From the vastness of space, these strange shapes look almost organic.
Long, brown masses drift through the deep blue. Each one sports a distinct, tapering tail.
To an astronaut, they resemble giant sea creatures gliding across the surface.
NASA scientists quickly ruled out any biological origin. Yet these mysterious formations still behave in unpredictable, violent ways.
What powerful force is sculpting these massive, shifting shapes along the coastline of Azerbaijan?
What has NASA stated about these strange shapes in our oceans
NASA spotted these unusual formations near the Absheron Peninsula in Azerbaijan.
They looked like giant tadpoles that sat in the Caspian Sea. NASA quickly realized they were massive islands of landmass. Each one had a rounded head and an elongated muddy tail.
The tails stretched outwards like giant brushstrokes made by a divine creator.
Initial expectations were that the oddities were land masses underwater. They actually turned out to be islands that formed via underwater eruptions in the region. Most islands in the sea are formed by lava flows.
That is where these islands were different, very different.
They were, in fact, made of mud, water, methane, and sediment under the surface. One island even produced an astonishing fireball in the past that almost took out a lighthouse nearby.
This is not normal behavior for an island. So what exactly was causing this odd happening underwater near Azerbaijan?
The Land of Firewas constructing islands, then erasing them without a trace
Azerbaijan is known around the world as the “Land of Fire”.
We know how some tectonic plates shift, which reshapes the Earth in real time. But under the Caspian Sea, something else was at play. Pressure was slowly building underwater. Trapped beneath layers of sediment and gas, the pressure has nowhere to go.
Over time, the pressure becomes too much.
Instead of lava, the Earth released a cold, muddy slurry underwater. NASA Science has noted that these muddy slurries erupt out of cracks in the seabed. This creates what geology calls mud volcanoes.

They erupt without warning and are exceptionally violent.

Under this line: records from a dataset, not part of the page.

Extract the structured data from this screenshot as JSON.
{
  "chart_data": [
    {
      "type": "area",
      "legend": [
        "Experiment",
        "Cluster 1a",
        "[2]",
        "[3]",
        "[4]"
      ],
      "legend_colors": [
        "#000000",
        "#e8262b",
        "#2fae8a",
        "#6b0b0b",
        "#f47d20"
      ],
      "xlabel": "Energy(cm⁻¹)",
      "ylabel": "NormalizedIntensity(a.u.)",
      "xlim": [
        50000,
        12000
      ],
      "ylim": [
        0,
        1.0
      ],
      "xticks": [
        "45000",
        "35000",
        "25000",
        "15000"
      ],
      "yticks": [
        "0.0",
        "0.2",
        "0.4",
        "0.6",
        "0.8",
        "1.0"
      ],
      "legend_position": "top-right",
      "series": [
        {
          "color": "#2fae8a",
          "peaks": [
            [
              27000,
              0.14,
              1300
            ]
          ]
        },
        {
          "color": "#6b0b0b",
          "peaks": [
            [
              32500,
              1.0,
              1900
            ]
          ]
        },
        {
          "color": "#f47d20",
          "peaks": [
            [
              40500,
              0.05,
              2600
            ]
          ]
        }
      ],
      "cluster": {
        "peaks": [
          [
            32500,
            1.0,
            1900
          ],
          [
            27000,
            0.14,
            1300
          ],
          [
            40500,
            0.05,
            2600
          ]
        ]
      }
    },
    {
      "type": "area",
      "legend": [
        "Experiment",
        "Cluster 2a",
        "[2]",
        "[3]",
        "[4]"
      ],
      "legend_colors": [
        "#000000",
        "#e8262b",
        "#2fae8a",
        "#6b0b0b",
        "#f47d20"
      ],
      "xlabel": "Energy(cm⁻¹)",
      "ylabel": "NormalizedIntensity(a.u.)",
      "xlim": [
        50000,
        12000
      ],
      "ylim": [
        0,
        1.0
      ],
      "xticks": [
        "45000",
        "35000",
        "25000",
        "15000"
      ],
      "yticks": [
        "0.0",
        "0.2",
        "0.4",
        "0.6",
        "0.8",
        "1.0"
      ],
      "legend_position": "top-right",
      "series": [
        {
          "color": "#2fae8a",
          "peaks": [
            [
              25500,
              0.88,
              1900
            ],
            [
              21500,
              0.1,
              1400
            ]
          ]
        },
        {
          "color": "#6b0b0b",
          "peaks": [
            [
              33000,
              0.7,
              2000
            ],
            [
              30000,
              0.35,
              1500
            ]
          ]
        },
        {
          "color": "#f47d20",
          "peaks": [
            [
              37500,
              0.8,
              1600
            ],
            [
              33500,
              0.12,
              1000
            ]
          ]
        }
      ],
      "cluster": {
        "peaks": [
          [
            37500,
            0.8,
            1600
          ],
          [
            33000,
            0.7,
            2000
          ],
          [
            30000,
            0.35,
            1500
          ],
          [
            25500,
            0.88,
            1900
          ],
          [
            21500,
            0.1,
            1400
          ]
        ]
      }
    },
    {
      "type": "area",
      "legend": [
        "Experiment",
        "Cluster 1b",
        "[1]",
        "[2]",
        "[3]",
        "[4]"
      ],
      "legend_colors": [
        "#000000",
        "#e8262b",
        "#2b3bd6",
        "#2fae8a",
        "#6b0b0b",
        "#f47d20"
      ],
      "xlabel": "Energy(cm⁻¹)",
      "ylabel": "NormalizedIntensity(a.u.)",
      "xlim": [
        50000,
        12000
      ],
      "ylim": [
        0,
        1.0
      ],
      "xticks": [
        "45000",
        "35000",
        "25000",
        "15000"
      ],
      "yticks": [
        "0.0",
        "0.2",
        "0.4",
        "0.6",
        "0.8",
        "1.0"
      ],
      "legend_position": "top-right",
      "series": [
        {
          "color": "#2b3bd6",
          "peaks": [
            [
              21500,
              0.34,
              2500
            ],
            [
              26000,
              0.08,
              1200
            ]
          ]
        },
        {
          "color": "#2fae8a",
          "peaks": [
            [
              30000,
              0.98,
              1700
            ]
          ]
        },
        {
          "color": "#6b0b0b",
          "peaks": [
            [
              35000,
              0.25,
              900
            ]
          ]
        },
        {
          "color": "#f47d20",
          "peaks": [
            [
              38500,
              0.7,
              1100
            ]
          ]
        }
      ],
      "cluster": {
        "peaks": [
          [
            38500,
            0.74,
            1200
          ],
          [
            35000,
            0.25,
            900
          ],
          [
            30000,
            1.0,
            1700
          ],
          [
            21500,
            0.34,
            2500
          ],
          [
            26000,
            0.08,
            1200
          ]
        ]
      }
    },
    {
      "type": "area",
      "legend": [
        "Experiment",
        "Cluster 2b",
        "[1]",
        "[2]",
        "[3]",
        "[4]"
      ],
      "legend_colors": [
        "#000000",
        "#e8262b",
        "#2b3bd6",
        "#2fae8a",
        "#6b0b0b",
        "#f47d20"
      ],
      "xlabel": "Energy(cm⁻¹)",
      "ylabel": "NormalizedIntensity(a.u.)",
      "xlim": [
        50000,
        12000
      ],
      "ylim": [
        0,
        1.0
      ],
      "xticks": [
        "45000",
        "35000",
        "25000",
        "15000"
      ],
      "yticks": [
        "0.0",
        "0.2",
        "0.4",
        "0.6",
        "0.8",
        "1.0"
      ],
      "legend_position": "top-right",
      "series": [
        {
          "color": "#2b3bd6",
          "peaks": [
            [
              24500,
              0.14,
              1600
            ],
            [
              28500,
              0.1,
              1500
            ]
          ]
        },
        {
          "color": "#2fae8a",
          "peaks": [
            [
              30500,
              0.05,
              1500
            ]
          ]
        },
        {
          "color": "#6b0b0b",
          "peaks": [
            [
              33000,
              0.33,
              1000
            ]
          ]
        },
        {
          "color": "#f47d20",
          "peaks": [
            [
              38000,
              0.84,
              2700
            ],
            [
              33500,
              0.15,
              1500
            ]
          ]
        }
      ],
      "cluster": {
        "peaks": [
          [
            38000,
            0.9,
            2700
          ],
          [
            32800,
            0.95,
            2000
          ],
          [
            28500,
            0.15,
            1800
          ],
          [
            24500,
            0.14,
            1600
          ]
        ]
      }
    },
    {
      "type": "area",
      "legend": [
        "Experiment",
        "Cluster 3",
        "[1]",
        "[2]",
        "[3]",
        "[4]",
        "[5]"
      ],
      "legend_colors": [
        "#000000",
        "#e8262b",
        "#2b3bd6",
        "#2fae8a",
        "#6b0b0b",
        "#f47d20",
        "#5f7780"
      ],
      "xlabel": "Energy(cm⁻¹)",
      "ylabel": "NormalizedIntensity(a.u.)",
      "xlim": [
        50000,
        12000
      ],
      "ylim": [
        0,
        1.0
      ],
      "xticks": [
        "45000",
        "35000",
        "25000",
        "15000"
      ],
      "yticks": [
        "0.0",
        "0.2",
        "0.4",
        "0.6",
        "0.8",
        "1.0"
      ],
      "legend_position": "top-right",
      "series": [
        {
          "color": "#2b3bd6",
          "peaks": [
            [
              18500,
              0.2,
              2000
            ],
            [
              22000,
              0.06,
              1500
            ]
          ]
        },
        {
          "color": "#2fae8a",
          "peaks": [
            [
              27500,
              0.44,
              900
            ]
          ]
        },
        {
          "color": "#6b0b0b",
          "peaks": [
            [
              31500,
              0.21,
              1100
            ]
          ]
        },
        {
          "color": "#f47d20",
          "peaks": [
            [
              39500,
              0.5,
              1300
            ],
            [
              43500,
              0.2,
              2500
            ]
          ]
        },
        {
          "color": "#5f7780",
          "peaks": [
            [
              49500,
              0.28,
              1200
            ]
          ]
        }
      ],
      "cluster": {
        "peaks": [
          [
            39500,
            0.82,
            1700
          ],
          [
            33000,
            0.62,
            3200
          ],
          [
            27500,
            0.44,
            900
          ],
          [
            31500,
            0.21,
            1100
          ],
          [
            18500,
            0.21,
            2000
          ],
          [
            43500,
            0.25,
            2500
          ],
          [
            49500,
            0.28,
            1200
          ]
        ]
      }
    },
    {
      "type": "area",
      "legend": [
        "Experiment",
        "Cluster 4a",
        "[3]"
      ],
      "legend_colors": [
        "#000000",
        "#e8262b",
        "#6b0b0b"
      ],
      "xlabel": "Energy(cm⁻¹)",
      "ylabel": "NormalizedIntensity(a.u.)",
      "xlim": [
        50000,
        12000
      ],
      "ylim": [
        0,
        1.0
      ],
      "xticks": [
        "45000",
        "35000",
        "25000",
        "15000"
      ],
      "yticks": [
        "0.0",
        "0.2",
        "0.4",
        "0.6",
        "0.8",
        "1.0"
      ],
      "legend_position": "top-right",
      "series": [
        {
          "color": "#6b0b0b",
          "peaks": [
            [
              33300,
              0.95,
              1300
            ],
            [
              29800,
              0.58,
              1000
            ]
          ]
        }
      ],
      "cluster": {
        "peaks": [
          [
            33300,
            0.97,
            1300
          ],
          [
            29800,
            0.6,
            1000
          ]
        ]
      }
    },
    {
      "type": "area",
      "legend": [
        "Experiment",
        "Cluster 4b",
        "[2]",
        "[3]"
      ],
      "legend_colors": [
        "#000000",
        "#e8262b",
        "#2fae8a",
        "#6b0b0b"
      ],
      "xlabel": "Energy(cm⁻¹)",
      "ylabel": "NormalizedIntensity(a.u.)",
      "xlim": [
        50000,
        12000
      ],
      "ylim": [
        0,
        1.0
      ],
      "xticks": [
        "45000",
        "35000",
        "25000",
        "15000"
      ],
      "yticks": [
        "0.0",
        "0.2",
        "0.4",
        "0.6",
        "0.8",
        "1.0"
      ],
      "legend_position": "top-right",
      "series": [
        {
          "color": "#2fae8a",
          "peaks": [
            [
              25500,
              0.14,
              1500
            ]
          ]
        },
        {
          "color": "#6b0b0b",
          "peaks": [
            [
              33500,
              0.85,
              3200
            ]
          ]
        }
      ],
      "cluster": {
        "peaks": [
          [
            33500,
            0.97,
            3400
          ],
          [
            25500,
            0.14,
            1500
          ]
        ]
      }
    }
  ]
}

Satellite images from outer space looked like some kind of living creature with a tail. But further investigation proved they were nothing more than mud volcanoes. Proving that even satellite data can, at times, get things wrong.
NASA Science has noted that the region around Azerbaijan has at least 220 of these mud volcanoes. So what was happening under the surface to lead to these underwater islands forming?
Mud volcanoes are reshaping the region around Azerbaijan
These mud volcanoes prove that the Earth can reshape itself in more ways than one.
Deep beneath the surface, the planet is reshaping in real time. Thankfully, we have the capacity and technology to study this as it happens. The oddly shaped “creatures” turned out to be nothing more than mud volcanoes.
These mud volcanoes can erupt more than once, it turns out.
One such example is Xərə Zirə Adası, which erupted for the first time in 1961. It then waited several decades to violently erupt again in 2006. These islands do not follow our previous understanding of how landmasses form.
Islands in the Caspian Sea that are playing by their own rules
Unlike islands like Hawai’i, these were built by methane pushing cold mud upwards.
That mud rises rapidly, breaks the sea’s surface to form new muddy islands. But they are weak and fragile. Waves and currents immediately rip them apart. Which is what created the “tails” seen by NASA Science from outer space.
Geologist Mark Tingay noted that the tails formed from erosion. They are actually islands that are slowly being pulled apart.
NASA Science has used its telescopes in space to spot several odd happenings on Earth. But this one has shown us how some islands have a muddy tail, at least for some time, while they are ripped apart.